Ola&Tomasz – sesja wykonana w zamku w Świny. Kilka kadrów z ceremonii w kościele, zabawy oraz pleneru wykonanych przez Konrada Żurawskiego, który poleca się jako fotograf na ślub.
Oto jak wyglądały przygotowania do ślubu:
Niekiedy role fotografa się odwracały i tę funkcję przejmowała Panna Młoda.
W oczekiwaniu na przyszłego męża.
Wspomnienia z zaręczyn i przepiękny pierścionek zaręczynowy.
Czarno-białe zdjęcia mają w sobie wyjątkowy urok i klimat. Są dopełnieniem całej sesji fotograficznej, wykonanej podczas ceremonii ślubnej.
Najbardziej wzruszający moment podczas całej ceremonii ślubnej czyli przysięga małżeńska.
Tradycyjne przywitanie chlebem Pary Młodej.
Pierwszy taniec, który zawsze wzrusza i niesie ze sobą mnóstwo emocji.
Zabawom na ślubie nie było końca.
A tak prezentowała się sesja ślubna wykonana w zamku Świny, a raczej w jego ruinach. Urokliwe miejsce, które jest chętnie wybierane na różnego rodzaju sesje. To miejsce magiczne, którego początki sięgają XVII wieku.

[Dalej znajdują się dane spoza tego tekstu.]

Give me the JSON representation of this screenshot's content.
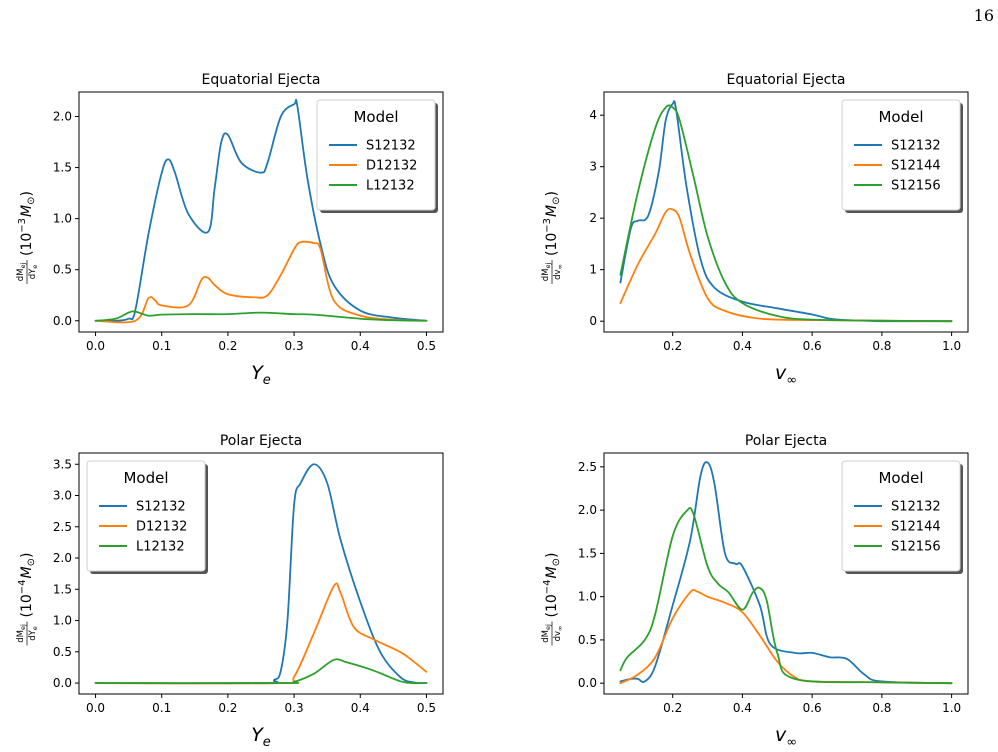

Do zakochania jeden krok… Tak wygląda zakochana Para Młoda.
Miłość rozkwitła na zamku Świny
Niesamowite drzewo, którego wiek sięga setek lat… było malowniczym tłem do zdjęć.
Czyż zamek Świny nie jest urokliwym miejscem na sesję ślubną?
Ola i Tomek świetnie prezentowali się na tle zamkowych ruin.
Nie zabrakło także ujęć z drona, które w takim magicznym miejscu wyglądają bardzo urokliwie.
Sesje plenerowa na runiach zamku Świny powoli dobiegała końca, ponieważ zbliżały się złowrogie, deszczowe chmury.
Jeszcze tylko ostatnie, czarno-białe ujęcia…
… i zakochani mogą czuć się szczęśliwi razem, w swoich objęciach.
Zobacz także: sesje plenerowe – górskie potoki i wodospady
Ola&Tomasz w zamku Świny – sesja plenerowa wykonana przez Konrada Żurawskiego. Fotograf na ślub poleca się do fotografii ślubnej.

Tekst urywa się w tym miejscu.